Apple CFO Luca Maestri questioned investor concerns about a 8% drop in China revenuenoting that sales in other emerging markets are growing.
“When we start looking at places like India, Saudi Arabia, Mexico, Turkey, Brazil… and Indonesia, the numbers are increasing and we are very happy because they are markets in which our market share is greater. [currenttly] low,” Maestri said Thursday during Apple’s second-quarter earnings conference call.
Revenue fell to $16.37 billion in China during the second quarter
“The populations are large and growing, and our products are really making a lot of progress in those markets,” Maestri continued. “The level of enthusiasm for the brand is very high.”
One thing Maestri said is verifiable: Populations in emerging markets are, in fact, large and growing. But Apple’s growth in those regions is not as rosy a picture as the executive tried to paint, based on available data.
Net sales in the Americas, which would include places like Brazil and Mexico, fell slightly year over year from $37.8 billion to $37.3 billion, according to Apple Q2 2024 Report. Sales in the “rest of Asia Pacific,” which would include emerging markets such as India and Vietnam, fell 17%, from $8.1 billion in the second quarter of 2023 to $6.7 billion as of March 31.
To play devil’s advocate, Apple’s sales decline in those regions may have more to do with price than product hype.
Maestri noted that Apple has introduced several financing solutions and trade-in programs that “lower the affordability threshold” so customers can purchase high-end products.
“That’s very valuable for us in developed markets, but particularly in emerging markets where affordability issues are more pronounced,” Maestri said.
Still, pointing to the ray of hope that emerging markets could be may not be enough to reassure investors. China is Apple’s third largest market and has become a battleground of strong competition with domestic companies such as Oppo and Xiaomi dominating the market. According to counterpoint research, Huwaei has undergone a massive turnaround in the country after being completely sidelined by US sanctions.
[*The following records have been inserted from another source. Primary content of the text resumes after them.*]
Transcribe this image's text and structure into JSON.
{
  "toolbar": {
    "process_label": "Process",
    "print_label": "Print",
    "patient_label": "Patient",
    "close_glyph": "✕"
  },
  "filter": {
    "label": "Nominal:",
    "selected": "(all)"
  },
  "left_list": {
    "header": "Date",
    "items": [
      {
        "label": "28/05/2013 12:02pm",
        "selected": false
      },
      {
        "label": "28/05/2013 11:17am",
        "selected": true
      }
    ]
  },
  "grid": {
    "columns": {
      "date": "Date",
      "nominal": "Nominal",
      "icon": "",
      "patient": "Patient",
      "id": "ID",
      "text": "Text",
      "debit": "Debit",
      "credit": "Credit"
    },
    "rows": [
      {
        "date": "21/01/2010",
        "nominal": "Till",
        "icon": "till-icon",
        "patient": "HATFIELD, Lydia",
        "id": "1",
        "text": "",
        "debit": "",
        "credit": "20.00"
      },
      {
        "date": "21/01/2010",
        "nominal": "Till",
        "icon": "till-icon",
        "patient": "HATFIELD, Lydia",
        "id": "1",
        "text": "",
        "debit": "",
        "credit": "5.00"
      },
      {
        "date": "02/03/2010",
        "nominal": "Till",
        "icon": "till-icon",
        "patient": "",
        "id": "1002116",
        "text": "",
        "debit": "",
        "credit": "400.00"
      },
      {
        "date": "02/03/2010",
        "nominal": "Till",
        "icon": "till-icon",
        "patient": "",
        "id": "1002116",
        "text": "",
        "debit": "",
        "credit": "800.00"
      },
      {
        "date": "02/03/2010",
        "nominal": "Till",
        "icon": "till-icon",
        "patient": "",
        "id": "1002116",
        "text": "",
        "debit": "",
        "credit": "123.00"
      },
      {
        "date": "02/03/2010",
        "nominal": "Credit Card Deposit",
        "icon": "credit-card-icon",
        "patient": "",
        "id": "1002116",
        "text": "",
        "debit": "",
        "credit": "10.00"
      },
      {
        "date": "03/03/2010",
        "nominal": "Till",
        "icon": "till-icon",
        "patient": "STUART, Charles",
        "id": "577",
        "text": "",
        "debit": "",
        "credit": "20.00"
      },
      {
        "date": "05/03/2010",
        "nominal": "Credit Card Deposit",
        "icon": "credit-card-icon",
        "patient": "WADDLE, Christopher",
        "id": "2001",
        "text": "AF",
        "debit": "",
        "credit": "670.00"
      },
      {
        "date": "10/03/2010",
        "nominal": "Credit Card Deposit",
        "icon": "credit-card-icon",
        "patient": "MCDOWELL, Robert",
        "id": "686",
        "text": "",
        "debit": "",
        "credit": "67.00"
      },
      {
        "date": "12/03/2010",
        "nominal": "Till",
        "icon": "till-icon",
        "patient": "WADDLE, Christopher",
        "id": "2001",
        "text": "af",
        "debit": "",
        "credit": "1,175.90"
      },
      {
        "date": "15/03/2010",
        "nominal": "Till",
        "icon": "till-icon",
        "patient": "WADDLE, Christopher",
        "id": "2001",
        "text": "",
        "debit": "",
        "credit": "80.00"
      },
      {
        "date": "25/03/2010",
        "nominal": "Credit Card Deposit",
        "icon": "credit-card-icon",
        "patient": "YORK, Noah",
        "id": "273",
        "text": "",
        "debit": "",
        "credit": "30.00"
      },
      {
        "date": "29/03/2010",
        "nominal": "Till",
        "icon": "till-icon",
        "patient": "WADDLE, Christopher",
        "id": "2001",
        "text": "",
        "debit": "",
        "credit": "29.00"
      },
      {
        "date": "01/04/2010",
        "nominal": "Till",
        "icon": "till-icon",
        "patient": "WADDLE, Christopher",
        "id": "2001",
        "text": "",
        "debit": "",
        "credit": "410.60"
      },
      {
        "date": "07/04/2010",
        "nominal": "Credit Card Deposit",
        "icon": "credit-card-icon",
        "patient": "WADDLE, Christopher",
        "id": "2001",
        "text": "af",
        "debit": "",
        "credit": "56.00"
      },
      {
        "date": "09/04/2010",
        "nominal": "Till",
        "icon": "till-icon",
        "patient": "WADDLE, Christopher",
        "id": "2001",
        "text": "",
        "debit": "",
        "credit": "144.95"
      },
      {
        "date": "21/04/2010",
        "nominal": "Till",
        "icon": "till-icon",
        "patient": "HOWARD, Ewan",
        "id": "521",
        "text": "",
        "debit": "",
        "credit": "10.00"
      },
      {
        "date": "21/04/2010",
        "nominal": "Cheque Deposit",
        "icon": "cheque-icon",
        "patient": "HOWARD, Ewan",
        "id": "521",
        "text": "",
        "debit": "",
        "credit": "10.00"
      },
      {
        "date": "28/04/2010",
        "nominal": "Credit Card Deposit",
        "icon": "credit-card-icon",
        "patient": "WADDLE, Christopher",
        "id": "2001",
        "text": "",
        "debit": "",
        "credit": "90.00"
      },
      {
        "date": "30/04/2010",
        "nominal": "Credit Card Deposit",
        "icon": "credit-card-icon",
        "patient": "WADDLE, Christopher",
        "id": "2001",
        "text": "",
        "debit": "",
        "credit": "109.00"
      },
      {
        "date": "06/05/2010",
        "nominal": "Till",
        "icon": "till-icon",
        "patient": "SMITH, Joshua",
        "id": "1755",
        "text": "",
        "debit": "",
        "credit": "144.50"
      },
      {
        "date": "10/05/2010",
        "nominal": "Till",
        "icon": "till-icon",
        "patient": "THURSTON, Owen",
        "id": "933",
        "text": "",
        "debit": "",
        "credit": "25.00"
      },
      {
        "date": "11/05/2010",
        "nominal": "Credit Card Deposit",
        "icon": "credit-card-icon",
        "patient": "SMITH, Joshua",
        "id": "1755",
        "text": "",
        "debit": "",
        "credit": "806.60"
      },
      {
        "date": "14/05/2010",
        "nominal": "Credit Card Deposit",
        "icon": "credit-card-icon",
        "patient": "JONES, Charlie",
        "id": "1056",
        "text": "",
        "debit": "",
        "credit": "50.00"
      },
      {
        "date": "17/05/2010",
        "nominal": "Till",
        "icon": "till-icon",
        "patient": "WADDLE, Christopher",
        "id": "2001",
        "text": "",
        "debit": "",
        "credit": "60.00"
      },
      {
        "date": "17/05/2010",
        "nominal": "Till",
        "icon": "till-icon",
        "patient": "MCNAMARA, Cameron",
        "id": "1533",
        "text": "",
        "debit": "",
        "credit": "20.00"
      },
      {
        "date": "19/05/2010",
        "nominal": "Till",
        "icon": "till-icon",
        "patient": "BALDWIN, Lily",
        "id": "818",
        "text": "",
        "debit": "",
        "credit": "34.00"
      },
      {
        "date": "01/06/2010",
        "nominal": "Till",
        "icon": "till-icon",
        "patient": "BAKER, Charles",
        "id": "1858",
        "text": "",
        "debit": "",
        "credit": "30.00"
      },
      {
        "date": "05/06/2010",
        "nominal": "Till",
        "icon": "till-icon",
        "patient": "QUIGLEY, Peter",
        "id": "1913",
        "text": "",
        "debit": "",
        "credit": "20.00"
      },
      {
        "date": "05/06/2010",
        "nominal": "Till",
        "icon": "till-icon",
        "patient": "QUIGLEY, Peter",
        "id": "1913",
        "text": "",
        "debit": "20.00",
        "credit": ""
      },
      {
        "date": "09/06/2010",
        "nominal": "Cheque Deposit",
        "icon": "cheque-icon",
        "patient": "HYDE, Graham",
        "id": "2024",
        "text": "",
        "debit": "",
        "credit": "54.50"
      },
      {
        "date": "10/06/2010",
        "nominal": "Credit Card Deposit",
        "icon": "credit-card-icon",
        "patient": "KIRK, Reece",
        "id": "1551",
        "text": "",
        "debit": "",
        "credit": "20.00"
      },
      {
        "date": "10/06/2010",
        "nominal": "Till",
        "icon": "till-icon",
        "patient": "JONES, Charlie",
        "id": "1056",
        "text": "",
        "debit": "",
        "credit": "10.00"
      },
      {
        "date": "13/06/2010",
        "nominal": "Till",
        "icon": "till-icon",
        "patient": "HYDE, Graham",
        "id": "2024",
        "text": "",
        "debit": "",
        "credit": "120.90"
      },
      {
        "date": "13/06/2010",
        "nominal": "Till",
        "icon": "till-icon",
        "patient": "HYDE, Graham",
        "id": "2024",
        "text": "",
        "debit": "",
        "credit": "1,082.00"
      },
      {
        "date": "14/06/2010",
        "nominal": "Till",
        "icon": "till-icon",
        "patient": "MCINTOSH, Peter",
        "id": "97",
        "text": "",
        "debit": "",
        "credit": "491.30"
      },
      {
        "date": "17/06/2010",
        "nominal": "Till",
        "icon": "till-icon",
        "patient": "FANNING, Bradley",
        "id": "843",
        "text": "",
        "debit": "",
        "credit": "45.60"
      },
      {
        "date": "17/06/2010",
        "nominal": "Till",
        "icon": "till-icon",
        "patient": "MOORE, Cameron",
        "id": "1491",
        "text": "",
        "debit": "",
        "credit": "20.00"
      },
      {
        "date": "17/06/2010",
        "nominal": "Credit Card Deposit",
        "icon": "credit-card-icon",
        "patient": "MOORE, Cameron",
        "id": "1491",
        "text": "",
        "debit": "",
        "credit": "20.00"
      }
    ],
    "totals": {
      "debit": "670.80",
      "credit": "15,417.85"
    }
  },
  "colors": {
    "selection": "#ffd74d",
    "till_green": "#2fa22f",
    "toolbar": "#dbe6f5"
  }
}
The firm’s phone sales increased almost 70% compared to the previous year, while Apple’s fell 19%. In September 2023, Beijing imposed bans on the iPhone for government officials in the workplace, echoing the US action against Huawei.
China and emerging markets are not the only negative factors on Apple’s balance sheet this quarter. The company also reported a 10% drop in iPhone sales across all markets. Apple’s slow adoption of AI versus competitors like Google and Microsoft has also potentially played a role in slowing iPhone sales.
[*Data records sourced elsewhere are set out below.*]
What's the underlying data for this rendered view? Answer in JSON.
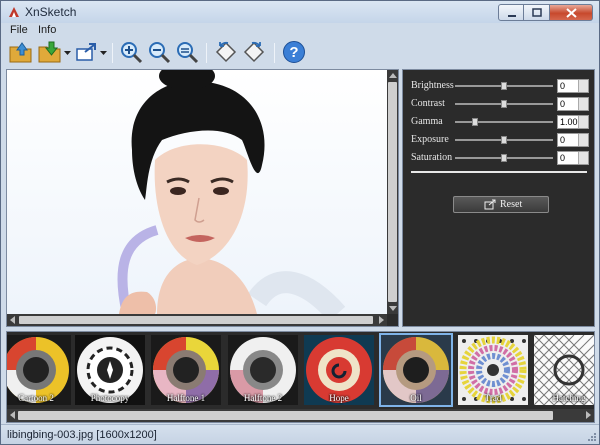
{
  "window": {
    "title": "XnSketch"
  },
  "menu": {
    "items": [
      {
        "label": "File"
      },
      {
        "label": "Info"
      }
    ]
  },
  "toolbar": {
    "icons": [
      "open-folder-icon",
      "save-folder-icon",
      "export-icon",
      "zoom-in-icon",
      "zoom-out-icon",
      "zoom-fit-icon",
      "rotate-left-icon",
      "rotate-right-icon",
      "help-icon"
    ]
  },
  "parameters": [
    {
      "label": "Brightness",
      "value": "0",
      "level": 0.5
    },
    {
      "label": "Contrast",
      "value": "0",
      "level": 0.5
    },
    {
      "label": "Gamma",
      "value": "1.00",
      "level": 0.2
    },
    {
      "label": "Exposure",
      "value": "0",
      "level": 0.5
    },
    {
      "label": "Saturation",
      "value": "0",
      "level": 0.5
    }
  ],
  "reset": {
    "label": "Reset"
  },
  "filters": [
    {
      "label": "Cartoon 2"
    },
    {
      "label": "Photocopy"
    },
    {
      "label": "Halftone 1"
    },
    {
      "label": "Halftone 2"
    },
    {
      "label": "Hope"
    },
    {
      "label": "Oil",
      "selected": true
    },
    {
      "label": "Trad"
    },
    {
      "label": "Hatching"
    }
  ],
  "status": {
    "text": "libingbing-003.jpg [1600x1200]"
  },
  "colors": {
    "panel_bg": "#2b2b2b",
    "window_bg": "#cfdbe9",
    "selection": "#7fb3e8"
  }
}
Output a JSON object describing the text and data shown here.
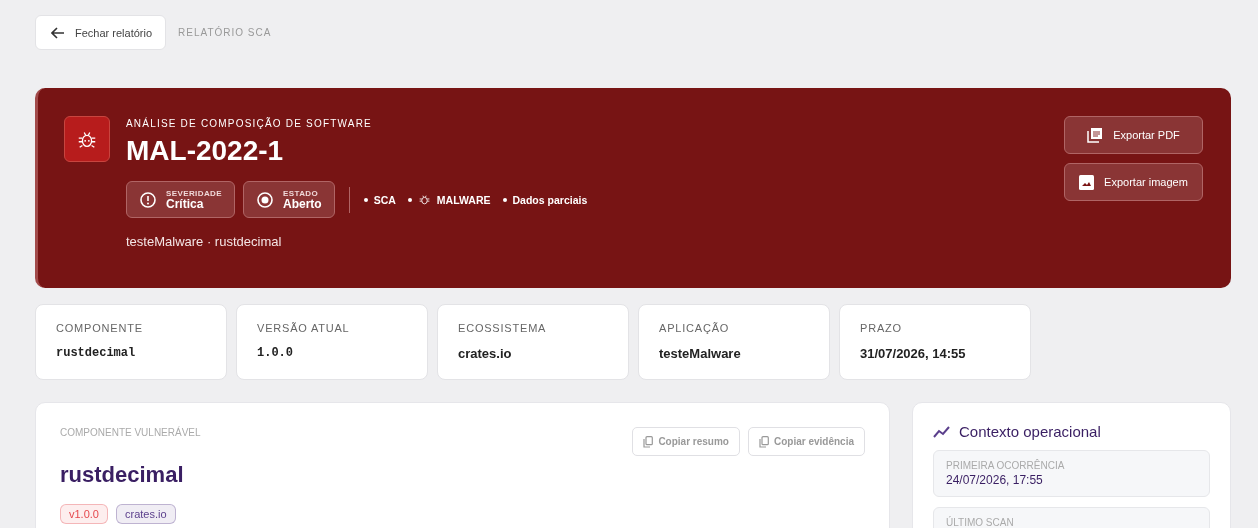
{
  "topbar": {
    "back_button": "Fechar relatório",
    "breadcrumb": "RELATÓRIO SCA"
  },
  "hero": {
    "eyebrow": "ANÁLISE DE COMPOSIÇÃO DE SOFTWARE",
    "title": "MAL-2022-1",
    "badges": [
      {
        "kind": "severity",
        "label": "SEVERIDADE",
        "value": "Crítica"
      },
      {
        "kind": "status",
        "label": "ESTADO",
        "value": "Aberto"
      }
    ],
    "tags": [
      {
        "kind": "plain",
        "label": "SCA"
      },
      {
        "kind": "bug",
        "label": "MALWARE"
      },
      {
        "kind": "plain",
        "label": "Dados parciais"
      }
    ],
    "subtitle": "testeMalware · rustdecimal",
    "actions": [
      {
        "kind": "pdf",
        "label": "Exportar PDF"
      },
      {
        "kind": "image",
        "label": "Exportar imagem"
      }
    ]
  },
  "stats": [
    {
      "kind": "code",
      "label": "COMPONENTE",
      "value": "rustdecimal"
    },
    {
      "kind": "code",
      "label": "VERSÃO ATUAL",
      "value": "1.0.0"
    },
    {
      "kind": "text",
      "label": "ECOSSISTEMA",
      "value": "crates.io"
    },
    {
      "kind": "text",
      "label": "APLICAÇÃO",
      "value": "testeMalware"
    },
    {
      "kind": "text",
      "label": "PRAZO",
      "value": "31/07/2026, 14:55"
    }
  ],
  "component": {
    "eyebrow": "COMPONENTE VULNERÁVEL",
    "name": "rustdecimal",
    "buttons": [
      "Copiar resumo",
      "Copiar evidência"
    ],
    "pills": [
      {
        "label": "v1.0.0",
        "color": "#e5484d"
      },
      {
        "label": "crates.io",
        "color": "#5b3f8c"
      }
    ]
  },
  "context": {
    "title": "Contexto operacional",
    "fields": [
      {
        "label": "PRIMEIRA OCORRÊNCIA",
        "value": "24/07/2026, 17:55"
      },
      {
        "label": "ÚLTIMO SCAN"
      }
    ]
  }
}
Despite the unimpressive hardware numbers, Apple managed to exceed Wall Street’s expectations. He also called for an increase in shares of more than 10% in after-hours trading, driven by both an increase in service revenue and a huge $110 billion share buyback, a jump from last year’s $90 billion purchase.
Investors on the call tried to get Maestri and Apple CEO Tim Cook to divulge more details about their upcoming generative AI launches, which Apple has teased in recent months, but the executives only revealed that the announcements were imminent.
We’ll be keeping an eye on Apple’s Worldwide Developers Conference for more news.